Gdy hiszpański entuzjasta flipperów Antonio Ortuño tworzył w 2012 roku swoją pierwszą maszynkę o nazwie Captain Nemo, miałem przeczucie graniczące z pewnością, że na tym jednym modelu się nie skończy.
Słowo ciałem się stało i właśnie przeczytałem na pinballnews, że Antonio wraz z przyjaciółmi z STR Pinball ukończyli prace nad nowym flipperem o nazwie Tokyo Perfect Drift.
Nowy, hiszpański flipper ma cztery łapki, jednopoziomowe pole gy, oświetlenie full LED RGB, tematykę rodem z „Fast and Furious”, dedykowaną elektronikę i CPU oraz monitor LED jako wyświetlacz.
O Antonio Ortuño pisałem już w 2013 roku, a jego zdjęcie z Captain Nemo znajdziecie w książce „Kulka dziką jest 2”.
STR Pinball to spółka z miejscowości Torrevieja na wschodnim wybrzeżu Hiszpanii, na południe od Alicante.
Prowadzą ją Orlando i Cristina, którzy głównie zajmują się restauracją flipperów na hiszpańskim rynku.
Jej pełna nazwa brzmi Servicio Tecnico y Restauracion de pinballs.
Martin Ayub z pinballnews rozmawiał z Antonio na temat genezy tego nowego hiszpańskiego flippera i ten powiedział mu, że z Orlando i Cristiną współpracował już przy produkcji Captain Nemo Dive Again, a ostatnie trzy lata spędził pracując jako programista i tworząc nową wersję wspomnianego wcześniej Kapitana Nemo. Jednak na początku bieżącego roku zdał sobie sprawę, że projekt ten jest zbyt skomplikowany i szybko nie przyniesie spodziewanych zysków, więc skoncentrował się na budowie prostszej, jednopoziomowej gry. W tym celu skontaktował się w lipcu z przyjaciółmi z STR Pinball (Murcja leży dość blisko od Torrevieja) i pozyskał do współpracy Gustavo Díaza znanego pod pseudonimem Lord Hiryu by wspólnie zaprojektować i stworzyć prototyp flippera Tokyo Perfect Drift.

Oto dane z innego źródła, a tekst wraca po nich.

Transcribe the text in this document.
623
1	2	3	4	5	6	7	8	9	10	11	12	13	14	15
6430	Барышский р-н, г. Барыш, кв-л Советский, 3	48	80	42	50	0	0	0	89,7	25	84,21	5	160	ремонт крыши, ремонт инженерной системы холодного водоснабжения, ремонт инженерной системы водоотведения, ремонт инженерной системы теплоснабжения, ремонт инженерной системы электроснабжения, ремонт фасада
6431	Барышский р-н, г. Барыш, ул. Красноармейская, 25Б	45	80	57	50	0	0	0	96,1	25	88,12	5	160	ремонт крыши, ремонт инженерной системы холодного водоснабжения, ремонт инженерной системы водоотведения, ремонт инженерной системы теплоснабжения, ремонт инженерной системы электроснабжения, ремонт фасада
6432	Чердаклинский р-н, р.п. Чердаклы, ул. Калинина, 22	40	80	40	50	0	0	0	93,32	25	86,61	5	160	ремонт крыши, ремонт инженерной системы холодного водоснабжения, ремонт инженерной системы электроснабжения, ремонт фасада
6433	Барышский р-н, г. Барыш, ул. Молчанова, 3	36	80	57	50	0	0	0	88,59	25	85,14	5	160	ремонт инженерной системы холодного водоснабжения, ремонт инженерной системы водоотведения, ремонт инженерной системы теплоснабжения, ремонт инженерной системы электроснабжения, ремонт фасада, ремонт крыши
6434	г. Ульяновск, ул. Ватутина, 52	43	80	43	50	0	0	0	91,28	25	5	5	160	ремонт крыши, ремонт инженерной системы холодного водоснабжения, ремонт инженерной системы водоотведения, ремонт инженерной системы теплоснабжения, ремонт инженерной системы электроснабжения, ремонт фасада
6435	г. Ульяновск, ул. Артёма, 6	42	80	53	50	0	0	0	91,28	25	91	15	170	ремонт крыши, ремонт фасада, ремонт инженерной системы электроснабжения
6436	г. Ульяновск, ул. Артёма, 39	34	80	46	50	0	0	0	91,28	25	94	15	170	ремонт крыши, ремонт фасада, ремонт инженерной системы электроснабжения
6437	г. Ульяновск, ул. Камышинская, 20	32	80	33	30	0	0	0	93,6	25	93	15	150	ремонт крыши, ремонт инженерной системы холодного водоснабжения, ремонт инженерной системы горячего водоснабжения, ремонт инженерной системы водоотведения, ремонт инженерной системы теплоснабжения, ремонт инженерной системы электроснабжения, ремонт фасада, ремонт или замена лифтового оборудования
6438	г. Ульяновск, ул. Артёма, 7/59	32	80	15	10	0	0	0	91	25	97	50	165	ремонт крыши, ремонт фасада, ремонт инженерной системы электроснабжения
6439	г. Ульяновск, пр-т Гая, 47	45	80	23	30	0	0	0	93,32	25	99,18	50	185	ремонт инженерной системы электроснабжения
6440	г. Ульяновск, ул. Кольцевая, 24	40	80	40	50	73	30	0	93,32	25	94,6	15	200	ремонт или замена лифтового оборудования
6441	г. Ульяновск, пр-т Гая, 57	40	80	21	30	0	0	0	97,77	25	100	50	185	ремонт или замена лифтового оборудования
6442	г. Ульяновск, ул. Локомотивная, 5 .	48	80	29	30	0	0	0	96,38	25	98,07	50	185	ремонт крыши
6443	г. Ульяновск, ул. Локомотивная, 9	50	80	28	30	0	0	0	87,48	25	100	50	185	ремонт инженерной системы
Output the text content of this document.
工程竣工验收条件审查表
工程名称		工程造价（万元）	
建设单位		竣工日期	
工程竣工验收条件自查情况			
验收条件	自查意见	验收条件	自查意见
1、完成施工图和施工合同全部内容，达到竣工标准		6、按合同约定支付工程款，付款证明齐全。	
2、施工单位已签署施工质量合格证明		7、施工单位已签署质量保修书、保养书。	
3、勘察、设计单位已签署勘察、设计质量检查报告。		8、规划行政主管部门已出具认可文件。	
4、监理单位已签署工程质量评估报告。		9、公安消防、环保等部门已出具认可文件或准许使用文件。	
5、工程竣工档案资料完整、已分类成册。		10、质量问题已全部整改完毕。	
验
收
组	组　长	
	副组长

„Było jasne, że będzie to flipper z czterema łapkami, z japońskim motywem i muzyką elektroniczną. Naszym pierwszym wyborem była opowieść science-fiction z robotami i motywem japońskim, ale po rozmowie z Gustavo zrozumiałem, że temat, ten jest bardzo złożony i nie zadziałałby, ponieważ musielibyśmy tłumaczyć zbyt wiele rzeczy. Zatem potrzebowaliśmy prostszego tematu. Ostatecznie wybraliśmy wyścigi driftujących samochodów, które są ogromnie popularne w Japonii i spełniły moje wymagania japońskiego tematu z muzyką elektroniczną.”
Projekt Tokyo Perfect Drift powstał w sierpniu przy pomocy Gustavo, a Antonio choć lubi rampy i wielopoziomowe flippery, tym razem skoncentrował się na prostym polu gry.
We wrześniu rozpoczęły się prace na tzw. whitewood, czyli pozbawionym jeszcze grafiki polem gry oraz wycinanie elementów z poliwęglanu i tworzeniem innych niestandardowych elementów blatu. W międzyczasie Orlando zajmował się produkcją obudowy.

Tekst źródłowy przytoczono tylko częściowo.